(Updates with minister’s comment in second paragraph.)
Sept. 4 (Bloomberg) -- Australia economy, particularly industries such as manufacturing and retailing, are under pressure as households restrict spending and the high currency curbs returns from exports, Treasurer Wayne Swan said.
“There’s no doubt there are pressures in our economy,” Swan said today in his weekly economic note. “Many industries like manufacturing and retailing are doing it tough as they battle with cautious household spending and a high Australian dollar.”
Swan is waiting for second-quarter gross domestic product figures on Sept. 7 to show the economy resumed its expansion after a 1.2 percent contraction in the first three months of the year as flooded coal mines, railways and farmland hurt exports. GDP probably grew 1 percent, according to the median forecast in a Bloomberg News survey of 23 economists.
“It’s taken longer than expected to get coal production back up and running, but we have seen a recovery in exports in recent months,” Swan said.
Reports last week showed retail sales advanced for the first time in three months in July and mining projects boosted second-quarter business investment.

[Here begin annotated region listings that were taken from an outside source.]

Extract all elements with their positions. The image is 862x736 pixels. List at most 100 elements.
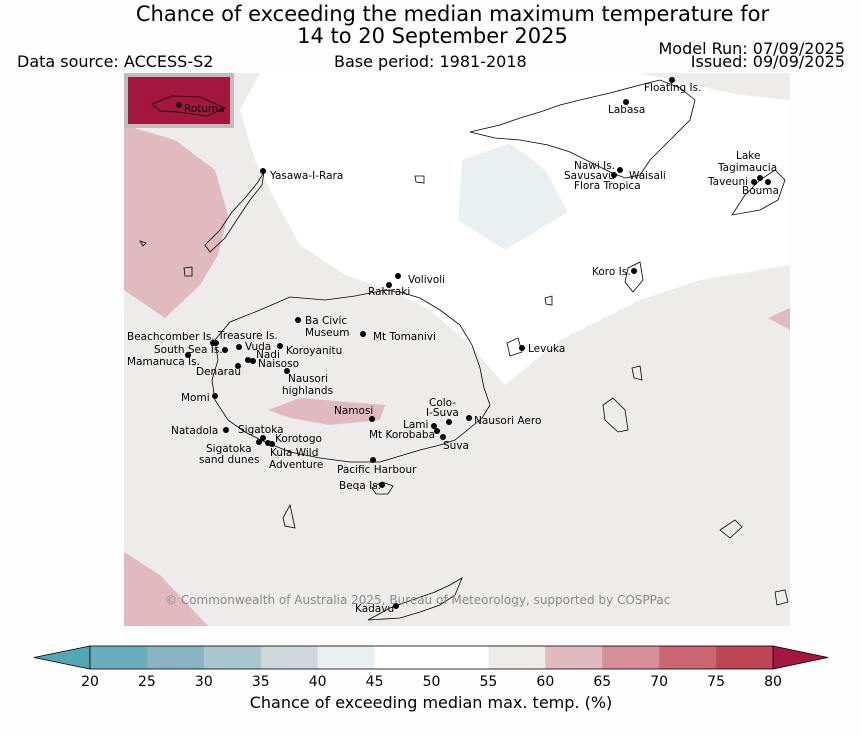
region-50-55 <box>124 73 790 626</box>
colorbar-segment <box>716 646 774 669</box>
marker-bouma <box>765 179 771 185</box>
marker-levuka <box>519 345 525 351</box>
colorbar-tick-label: 30 <box>195 674 213 690</box>
marker-yasawa <box>260 168 266 174</box>
title-line-1: Chance of exceeding the median maximum t… <box>135 2 770 26</box>
marker-mt-korobaba <box>434 428 440 434</box>
marker-nawi <box>617 167 623 173</box>
marker-suva <box>440 434 446 440</box>
colorbar-tick-label: 75 <box>707 674 725 690</box>
marker-kula <box>269 441 275 447</box>
coastlines <box>139 79 789 621</box>
region-60-65-namosi <box>268 398 385 425</box>
label-korotogo: Korotogo <box>275 433 322 445</box>
colorbar-tick-label: 40 <box>309 674 327 690</box>
islet-6 <box>631 365 643 381</box>
colorbar-over-arrow <box>772 645 829 670</box>
marker-sigatoka-dunes <box>256 439 262 445</box>
marker-nausori-aero <box>466 415 472 421</box>
label-south-sea: South Sea Is. <box>154 344 223 356</box>
place-markers <box>185 77 771 609</box>
gau-coast <box>602 397 629 433</box>
colorbar-tick-label: 80 <box>764 674 782 690</box>
model-run: Model Run: 07/09/2025 <box>658 39 846 58</box>
label-vuda: Vuda <box>245 341 271 353</box>
yasawa-coast <box>204 171 265 253</box>
label-highlands: highlands <box>282 385 333 397</box>
label-momi: Momi <box>181 392 210 404</box>
region-60-65-east <box>768 308 790 330</box>
label-kadavu: Kadavu <box>355 603 394 615</box>
label-kula-wild: Kula Wild <box>270 447 318 459</box>
marker-lami <box>431 423 437 429</box>
islet-8 <box>183 266 193 277</box>
label-namosi: Namosi <box>334 405 373 417</box>
marker-natadola <box>223 427 229 433</box>
label-treasure: Treasure Is. <box>217 330 278 342</box>
marker-labasa <box>623 99 629 105</box>
label-natadola: Natadola <box>171 425 218 437</box>
label-savusavu: Savusavu <box>564 170 615 182</box>
marker-naisoso <box>250 358 256 364</box>
colorbar-segment <box>146 646 205 669</box>
label-bouma: Bouma <box>742 185 779 197</box>
colorbar-segment <box>602 646 660 669</box>
marker-koro <box>631 268 637 274</box>
label-flora-tropica: Flora Tropica <box>574 180 641 192</box>
colorbar-segment <box>203 646 262 669</box>
marker-floating-is <box>669 77 675 83</box>
marker-sigatoka <box>260 435 266 441</box>
label-taveuni: Taveuni <box>707 176 748 188</box>
colorbar-tick-label: 35 <box>252 674 270 690</box>
marker-savusavu <box>611 172 617 178</box>
label-suva: Suva <box>443 440 469 452</box>
colorbar-title: Chance of exceeding median max. temp. (%… <box>250 693 613 712</box>
label-colo: Colo- <box>429 397 456 409</box>
colorbar-tick-label: 45 <box>366 674 384 690</box>
marker-momi <box>212 393 218 399</box>
marker-vuda <box>236 344 242 350</box>
marker-taveuni <box>751 179 757 185</box>
islet-7 <box>774 589 789 606</box>
label-koro: Koro Is. <box>592 266 631 278</box>
colorbar-segment <box>317 646 375 669</box>
marker-ba <box>295 317 301 323</box>
label-sand-dunes: sand dunes <box>199 454 259 466</box>
vanua-levu-coast <box>469 79 696 179</box>
islet-2 <box>719 519 743 539</box>
colorbar-under-arrow <box>33 645 91 670</box>
colorbar-segment <box>90 646 148 669</box>
marker-mamanuca <box>185 352 191 358</box>
colorbar-tick-label: 55 <box>480 674 498 690</box>
rotuma-inset: Rotuma <box>124 73 234 128</box>
marker-beqa <box>379 482 385 488</box>
marker-nausori-highlands <box>284 368 290 374</box>
label-denarau: Denarau <box>196 366 241 378</box>
rotuma-label: Rotuma <box>184 103 225 115</box>
label-nausori-aero: Nausori Aero <box>474 415 541 427</box>
label-lake: Lake <box>736 150 760 162</box>
marker-koroyanitu <box>277 343 283 349</box>
colorbar-tick-label: 20 <box>81 674 99 690</box>
marker-rakiraki <box>386 282 392 288</box>
base-period: Base period: 1981-2018 <box>334 52 527 71</box>
label-beachcomber: Beachcomber Is. <box>127 331 215 343</box>
label-waisali: Waisali <box>629 170 666 182</box>
label-nawi: Nawi Is. <box>574 160 615 172</box>
colorbar-tick-label: 60 <box>536 674 554 690</box>
label-yasawa: Yasawa-I-Rara <box>269 170 343 182</box>
marker-kadavu <box>393 603 399 609</box>
colorbar-tick-label: 65 <box>593 674 611 690</box>
colorbar-outline <box>89 645 774 670</box>
label-sigatoka-2: Sigatoka <box>206 443 252 455</box>
label-beqa: Beqa Is. <box>339 480 381 492</box>
marker-denarau <box>235 363 241 369</box>
islet-1 <box>282 503 296 529</box>
rotuma-coast <box>151 95 226 117</box>
label-i-suva: I-Suva <box>426 407 459 419</box>
label-mamanuca: Mamanuca Is. <box>127 356 200 368</box>
marker-colo-i-suva <box>446 419 452 425</box>
issued-date: Issued: 09/09/2025 <box>690 52 845 71</box>
probability-field <box>124 73 790 626</box>
label-volivoli: Volivoli <box>408 274 445 286</box>
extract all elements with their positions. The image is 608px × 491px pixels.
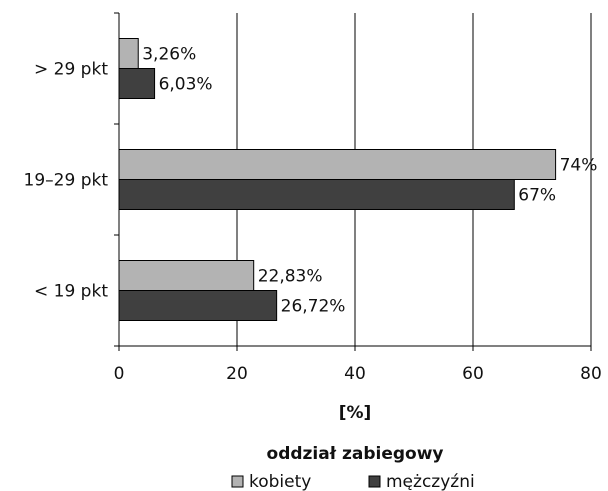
data-label-m-czy-ni-19-29-pkt: 67% xyxy=(518,186,556,206)
x-tick-label-0: 0 xyxy=(114,364,125,384)
y-tick-label-lt-19-pkt: < 19 pkt xyxy=(34,282,108,302)
legend-label-kobiety: kobiety xyxy=(249,472,311,491)
x-tick-label-60: 60 xyxy=(462,364,484,384)
bar-kobiety-19-29-pkt xyxy=(118,149,557,180)
y-tick-label-gt-29-pkt: > 29 pkt xyxy=(34,60,108,80)
x-axis-title: [%] xyxy=(339,403,372,423)
bars xyxy=(118,38,557,321)
y-tick-label-19-29-pkt: 19–29 pkt xyxy=(24,171,109,191)
data-labels: 3,26% 6,03% 74%67% 22,83% 26,72% xyxy=(142,45,597,317)
bar-m-czy-ni-19-29-pkt xyxy=(118,179,515,210)
bar-kobiety-lt-19-pkt xyxy=(118,260,255,291)
data-label-m-czy-ni-lt-19-pkt: 26,72% xyxy=(281,297,346,317)
bar-m-czy-ni-gt-29-pkt xyxy=(118,68,156,99)
x-tick-label-40: 40 xyxy=(344,364,366,384)
bar-m-czy-ni-lt-19-pkt xyxy=(118,290,278,321)
legend: kobiety mężczyźni xyxy=(231,472,475,491)
x-tick-label-20: 20 xyxy=(226,364,248,384)
data-label-m-czy-ni-gt-29-pkt: 6,03% xyxy=(159,75,213,95)
chart-subtitle: oddział zabiegowy xyxy=(267,444,444,464)
bar-kobiety-gt-29-pkt xyxy=(118,38,139,69)
axes: 0 20 40 60 80 > 29 pkt 19–29 pkt < 19 pkt xyxy=(24,12,602,384)
data-label-kobiety-lt-19-pkt: 22,83% xyxy=(258,267,323,287)
legend-swatch-mezczyzni xyxy=(368,475,381,488)
data-label-kobiety-19-29-pkt: 74% xyxy=(560,156,598,176)
legend-swatch-kobiety xyxy=(231,475,244,488)
data-label-kobiety-gt-29-pkt: 3,26% xyxy=(142,45,196,65)
legend-label-mezczyzni: mężczyźni xyxy=(386,472,475,491)
x-tick-label-80: 80 xyxy=(580,364,602,384)
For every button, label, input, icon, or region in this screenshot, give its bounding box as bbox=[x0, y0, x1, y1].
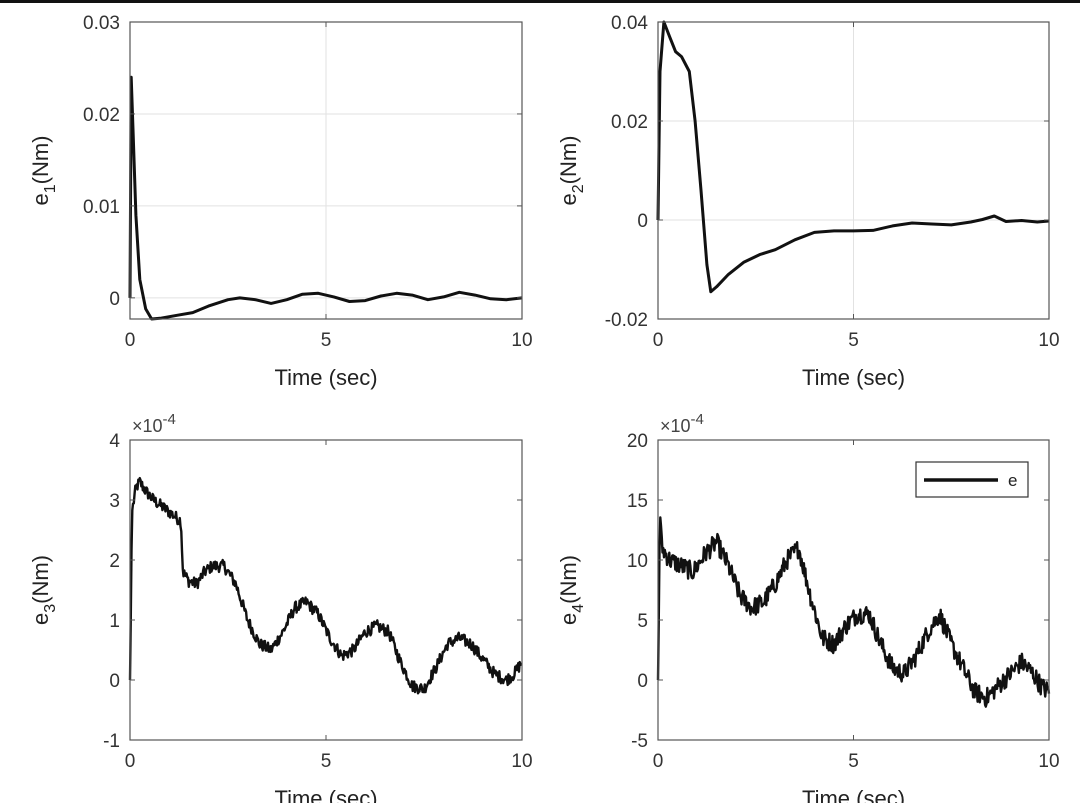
series-line-e4 bbox=[656, 516, 1051, 708]
legend-label: e bbox=[1008, 471, 1017, 490]
x-tick-label: 10 bbox=[511, 330, 532, 351]
x-axis-label: Time (sec) bbox=[802, 365, 905, 390]
y-axis-label: e2(Nm) bbox=[556, 135, 587, 205]
series-line-e2 bbox=[656, 20, 1050, 294]
y-tick-label: 0.02 bbox=[83, 105, 120, 126]
y-tick-label: -5 bbox=[631, 731, 648, 752]
series-line-e3 bbox=[128, 476, 523, 695]
x-tick-label: 5 bbox=[321, 751, 332, 772]
y-tick-label: 0 bbox=[109, 289, 120, 310]
y-exponent-label: ×10-4 bbox=[132, 411, 176, 436]
subplot-e1: 0 5 10 0 0.01 0.02 0.03 Time (sec) e1(Nm) bbox=[28, 13, 533, 390]
y-tick-label: 2 bbox=[109, 551, 120, 572]
x-tick-label: 0 bbox=[653, 330, 664, 351]
y-tick-label: 5 bbox=[637, 611, 648, 632]
y-axis-label: e4(Nm) bbox=[556, 555, 587, 625]
x-tick-label: 10 bbox=[1038, 751, 1059, 772]
y-tick-label: 0 bbox=[637, 671, 648, 692]
y-tick-label: 4 bbox=[109, 431, 120, 452]
x-tick-label: 0 bbox=[125, 751, 136, 772]
x-tick-label: 5 bbox=[321, 330, 332, 351]
x-tick-label: 10 bbox=[1038, 330, 1059, 351]
x-axis-label: Time (sec) bbox=[802, 786, 905, 803]
y-tick-label: 3 bbox=[109, 491, 120, 512]
y-tick-label: 15 bbox=[627, 491, 648, 512]
y-tick-label: 0.01 bbox=[83, 197, 120, 218]
x-tick-label: 0 bbox=[125, 330, 136, 351]
y-tick-label: -1 bbox=[103, 731, 120, 752]
y-tick-label: 10 bbox=[627, 551, 648, 572]
x-axis-label: Time (sec) bbox=[274, 786, 377, 803]
y-tick-label: 0 bbox=[637, 211, 648, 232]
y-tick-label: -0.02 bbox=[605, 310, 648, 331]
y-exponent-label: ×10-4 bbox=[660, 411, 704, 436]
x-tick-label: 0 bbox=[653, 751, 664, 772]
y-tick-label: 1 bbox=[109, 611, 120, 632]
y-axis-label: e3(Nm) bbox=[28, 555, 59, 625]
y-tick-label: 20 bbox=[627, 431, 648, 452]
top-border bbox=[0, 0, 1080, 3]
series-line-e1 bbox=[128, 75, 523, 321]
y-tick-label: 0 bbox=[109, 671, 120, 692]
y-tick-label: 0.04 bbox=[611, 13, 648, 34]
y-tick-label: 0.02 bbox=[611, 112, 648, 133]
y-axis-label: e1(Nm) bbox=[28, 135, 59, 205]
x-tick-label: 5 bbox=[848, 751, 859, 772]
y-tick-label: 0.03 bbox=[83, 13, 120, 34]
x-tick-label: 5 bbox=[848, 330, 859, 351]
plot-area bbox=[130, 440, 522, 740]
x-axis-label: Time (sec) bbox=[274, 365, 377, 390]
x-tick-label: 10 bbox=[511, 751, 532, 772]
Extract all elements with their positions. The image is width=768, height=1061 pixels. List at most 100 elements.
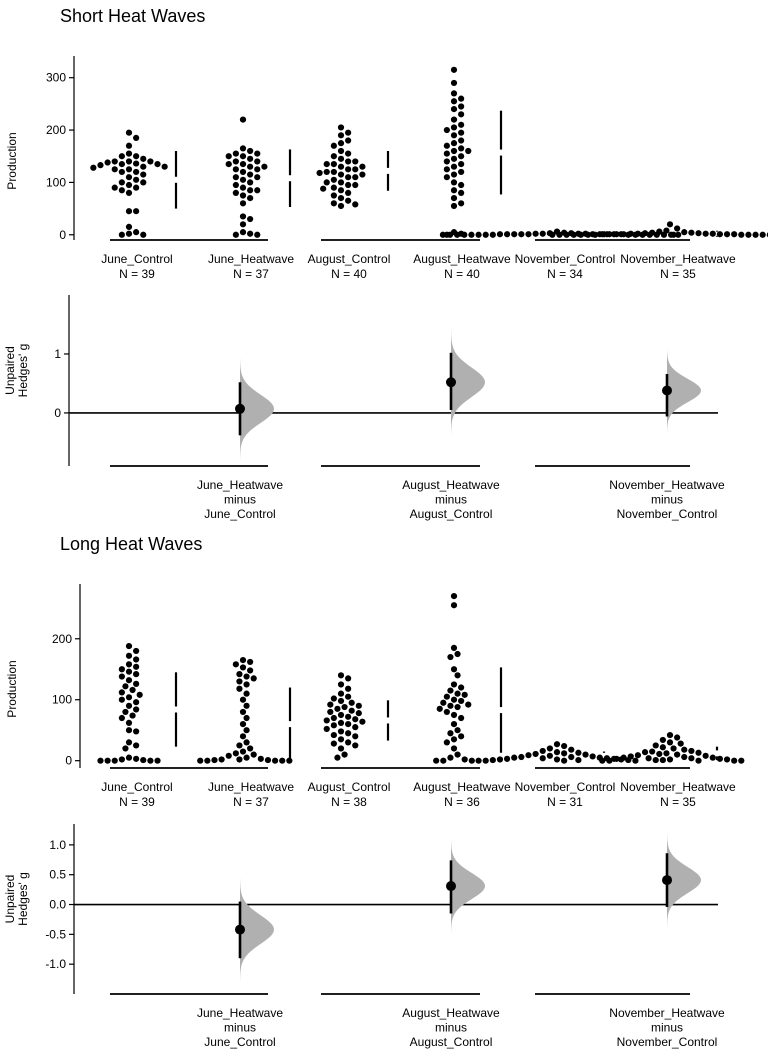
data-point [454, 751, 461, 758]
data-point [133, 728, 140, 735]
data-point [125, 150, 133, 157]
data-point [330, 740, 337, 747]
data-point [659, 736, 666, 744]
data-point [337, 132, 345, 139]
data-point [450, 721, 458, 728]
data-point [450, 202, 458, 210]
data-point [133, 706, 140, 713]
data-point [663, 750, 670, 757]
data-point [450, 140, 458, 147]
data-point [468, 231, 475, 238]
category-label: August_Control [308, 780, 391, 794]
data-point [450, 147, 458, 155]
data-point [674, 225, 681, 232]
data-point [337, 681, 345, 688]
data-point [447, 653, 454, 661]
data-point [104, 757, 111, 764]
data-point [688, 229, 695, 236]
data-point [458, 697, 465, 705]
category-label: November_Heatwave [620, 780, 736, 794]
y-tick-label: 200 [52, 632, 72, 646]
data-point [695, 749, 702, 756]
bootstrap-distribution [667, 832, 701, 928]
effect-size-point [662, 875, 672, 886]
data-point [345, 137, 352, 144]
data-point [129, 712, 136, 719]
y-axis-label: Unpaired [3, 875, 17, 924]
data-point [125, 677, 133, 684]
data-point [236, 678, 243, 685]
data-point [458, 733, 465, 740]
data-point [337, 195, 345, 202]
data-point [584, 231, 592, 238]
sample-size-label: N = 39 [119, 795, 155, 809]
data-point [688, 755, 695, 762]
data-point [330, 176, 337, 183]
data-point [254, 231, 261, 238]
bootstrap-distribution [451, 329, 485, 436]
data-point [337, 719, 345, 726]
data-point [450, 602, 458, 609]
data-point [433, 757, 440, 764]
data-point [443, 158, 450, 165]
data-point [355, 702, 362, 709]
data-point [641, 230, 649, 237]
y-tick-label: 0 [54, 406, 61, 420]
data-point [443, 142, 450, 149]
data-point [723, 231, 731, 238]
data-point [613, 231, 620, 238]
sample-size-label: N = 31 [547, 795, 583, 809]
data-point [247, 195, 254, 202]
data-point [239, 213, 247, 220]
data-point [450, 736, 458, 743]
data-point [239, 145, 247, 152]
data-point [670, 745, 677, 752]
data-point [443, 150, 450, 157]
data-point [563, 231, 570, 238]
y-tick-label: 0 [65, 754, 72, 768]
data-point [589, 753, 596, 760]
data-point [620, 754, 627, 761]
y-axis-label: Unpaired [3, 346, 17, 395]
data-point [352, 724, 359, 731]
data-point [352, 742, 359, 749]
data-point [681, 746, 688, 753]
data-point [652, 742, 659, 749]
data-point [352, 716, 359, 723]
data-point [716, 231, 724, 238]
data-point [225, 153, 232, 160]
data-point [450, 592, 458, 600]
data-point [458, 168, 465, 176]
y-axis-label: Production [5, 660, 19, 717]
sample-size-label: N = 40 [444, 267, 480, 281]
data-point [447, 754, 454, 761]
data-point [345, 181, 352, 189]
bootstrap-distribution [667, 348, 701, 433]
data-point [458, 145, 465, 152]
data-point [232, 189, 239, 196]
data-point [599, 231, 606, 238]
data-point [723, 756, 731, 763]
data-point [337, 690, 345, 697]
data-point [122, 708, 129, 716]
data-point [440, 699, 447, 706]
category-label: August_Heatwave [413, 780, 511, 794]
data-point [345, 739, 352, 746]
data-point [161, 163, 168, 170]
data-point [345, 174, 352, 181]
data-point [345, 189, 352, 196]
data-point [568, 746, 575, 753]
data-point [461, 691, 468, 698]
data-point [532, 230, 539, 237]
data-point [125, 661, 133, 668]
data-point [752, 231, 759, 238]
data-point [118, 714, 125, 722]
data-point [97, 757, 104, 764]
contrast-label: November_Control [617, 507, 718, 521]
data-point [731, 231, 738, 238]
data-point [511, 231, 518, 238]
data-point [454, 690, 461, 697]
data-point [337, 202, 345, 210]
data-point [359, 171, 366, 178]
category-label: June_Heatwave [208, 780, 294, 794]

Australia’s dollar has gained 17 percent against the U.S, currency the past year, which is hampering exports outside the resources industry where demand from China and other Asian nations has bolstered prices.
Swan’s comments echo the Reserve Bank of Australia which said Aug. 5 in industries other than mining and related sectors “the high exchange rate and subdued levels of retail spending mean that the trading environment is likely to remain difficult.”
Governor Glenn Stevens will keep the cash target unchanged at 4.75 percent on Sept. 6 according to all 25 economists in a Bloomberg News survey.